L’un d’entre nous a même passé une partie de la nuit sur la passerelle intérieure, faisant le point. Un futur marin, c’est sûr !

MERCREDI 27 AOÛT (nuageux, mer calme) Une fois réveillés au son du clairon du « branle-bas », notre petit groupe s’est préparé pour une nouvelle journée de découverte et d’émerveillement à bord de la frégate. Celle-ci semblait de plus en plus familière à chacun d’entre nous au fur et à mesure que le temps passait. Une fois les repères acquis et le navire visité de long en large chaque jour, tout le monde croyait avoir percé les secrets du Latouche-Tréville. Pourtant, aprè un rapide petit-déjeuner, l’aspirant Roze nous a menés vers la salle maîtresse de la frégate, la salle des machines. Un mécanicien nous a tout d’abord bien expliqué la différence entre les turbines à gaz (ce sont les moteurs du Concorde !), silencieuses, rapides, mais consommant beaucoup d’énergie, et les propulseurs diesel, leur parfait contraire. La chaleur et le vacarme assourdissant de ceux-ci ont paru quelque peu contraignants. Il faut tout de même avouer que cette visite valait bien les deux bouchons de accordés à chacun afin de préserver nos oreilles.

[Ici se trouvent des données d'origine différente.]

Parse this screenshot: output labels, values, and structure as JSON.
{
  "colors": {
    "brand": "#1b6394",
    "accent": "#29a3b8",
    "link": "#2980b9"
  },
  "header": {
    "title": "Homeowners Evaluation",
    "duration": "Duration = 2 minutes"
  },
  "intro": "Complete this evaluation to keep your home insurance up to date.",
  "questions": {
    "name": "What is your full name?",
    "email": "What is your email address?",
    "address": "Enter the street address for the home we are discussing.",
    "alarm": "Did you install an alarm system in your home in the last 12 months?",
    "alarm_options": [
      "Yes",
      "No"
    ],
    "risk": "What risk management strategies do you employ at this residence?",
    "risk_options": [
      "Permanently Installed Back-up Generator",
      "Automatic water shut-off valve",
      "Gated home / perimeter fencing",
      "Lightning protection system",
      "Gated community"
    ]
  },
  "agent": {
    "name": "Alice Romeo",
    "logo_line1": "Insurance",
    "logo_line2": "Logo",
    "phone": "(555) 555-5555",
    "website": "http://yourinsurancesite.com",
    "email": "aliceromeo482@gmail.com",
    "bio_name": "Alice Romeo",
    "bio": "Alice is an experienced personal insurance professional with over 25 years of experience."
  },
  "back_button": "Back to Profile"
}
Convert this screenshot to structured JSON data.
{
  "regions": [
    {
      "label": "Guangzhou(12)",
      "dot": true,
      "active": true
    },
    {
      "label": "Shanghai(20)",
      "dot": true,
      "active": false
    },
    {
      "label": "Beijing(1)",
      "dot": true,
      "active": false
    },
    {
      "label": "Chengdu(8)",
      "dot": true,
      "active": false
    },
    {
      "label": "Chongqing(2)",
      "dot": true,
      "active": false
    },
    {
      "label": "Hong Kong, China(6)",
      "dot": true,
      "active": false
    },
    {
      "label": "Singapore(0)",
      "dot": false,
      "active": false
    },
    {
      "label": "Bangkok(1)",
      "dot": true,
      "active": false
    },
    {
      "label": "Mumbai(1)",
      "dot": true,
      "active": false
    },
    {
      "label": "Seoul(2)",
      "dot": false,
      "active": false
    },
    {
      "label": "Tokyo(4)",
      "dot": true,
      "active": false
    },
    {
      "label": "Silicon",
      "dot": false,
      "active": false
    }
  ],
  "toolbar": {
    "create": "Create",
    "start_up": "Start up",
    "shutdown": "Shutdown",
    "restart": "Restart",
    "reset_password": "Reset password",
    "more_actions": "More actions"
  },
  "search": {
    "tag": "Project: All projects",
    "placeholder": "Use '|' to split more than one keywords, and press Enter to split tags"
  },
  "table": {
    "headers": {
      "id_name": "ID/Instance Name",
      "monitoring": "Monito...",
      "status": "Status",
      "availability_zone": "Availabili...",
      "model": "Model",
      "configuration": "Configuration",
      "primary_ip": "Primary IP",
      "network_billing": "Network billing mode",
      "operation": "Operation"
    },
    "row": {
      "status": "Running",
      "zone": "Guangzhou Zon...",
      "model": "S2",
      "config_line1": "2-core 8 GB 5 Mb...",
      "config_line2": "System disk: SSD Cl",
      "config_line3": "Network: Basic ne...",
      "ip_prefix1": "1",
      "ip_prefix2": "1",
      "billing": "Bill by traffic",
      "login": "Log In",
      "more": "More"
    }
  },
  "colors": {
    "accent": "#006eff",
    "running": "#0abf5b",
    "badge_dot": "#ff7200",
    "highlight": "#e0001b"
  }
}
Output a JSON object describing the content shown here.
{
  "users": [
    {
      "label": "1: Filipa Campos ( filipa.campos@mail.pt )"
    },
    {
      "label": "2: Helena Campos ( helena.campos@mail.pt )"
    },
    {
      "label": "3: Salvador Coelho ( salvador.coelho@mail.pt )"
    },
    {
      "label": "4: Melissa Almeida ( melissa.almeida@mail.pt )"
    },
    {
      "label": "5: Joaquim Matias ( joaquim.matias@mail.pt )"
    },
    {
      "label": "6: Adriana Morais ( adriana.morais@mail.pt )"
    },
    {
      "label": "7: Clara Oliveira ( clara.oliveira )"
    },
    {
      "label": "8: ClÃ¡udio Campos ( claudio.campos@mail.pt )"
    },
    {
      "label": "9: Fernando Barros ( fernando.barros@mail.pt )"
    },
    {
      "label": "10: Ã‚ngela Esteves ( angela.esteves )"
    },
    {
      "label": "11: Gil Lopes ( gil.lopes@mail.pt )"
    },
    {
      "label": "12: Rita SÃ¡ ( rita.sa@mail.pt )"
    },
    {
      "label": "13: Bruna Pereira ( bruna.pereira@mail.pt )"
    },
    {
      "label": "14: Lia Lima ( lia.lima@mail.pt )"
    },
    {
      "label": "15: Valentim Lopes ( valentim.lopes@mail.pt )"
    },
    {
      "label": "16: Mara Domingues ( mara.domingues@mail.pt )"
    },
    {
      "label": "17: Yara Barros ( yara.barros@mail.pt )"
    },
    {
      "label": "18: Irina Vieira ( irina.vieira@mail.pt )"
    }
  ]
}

Le déjeuner avalé, tous se sont précipités sur les jumelles pour tenter d’apercevoir le sous-marin nucléaire faisant surface. La vision du périscope puis du kiosque nous a saisis d’émotion. Les « Oh ! » et les « Ah ! » n’étaient pas surfaits. Et que dire lorsque le Vigilant s’est mis en parallèle avec nous. Cette masse visible où nous distinguions le commandant et ses adjoints était pleine de mystère ! En même temps, le Lynx assurait la protection de l’opération, comme un énorme bourdon autour de nous. Plus tard, nous fûmes invités à une activité plus paisible : la découverte de la coopérative, où chacun a pu faire provision de divers souvenirs : casquettes, porte-clés et polos aux couleurs de la frégate.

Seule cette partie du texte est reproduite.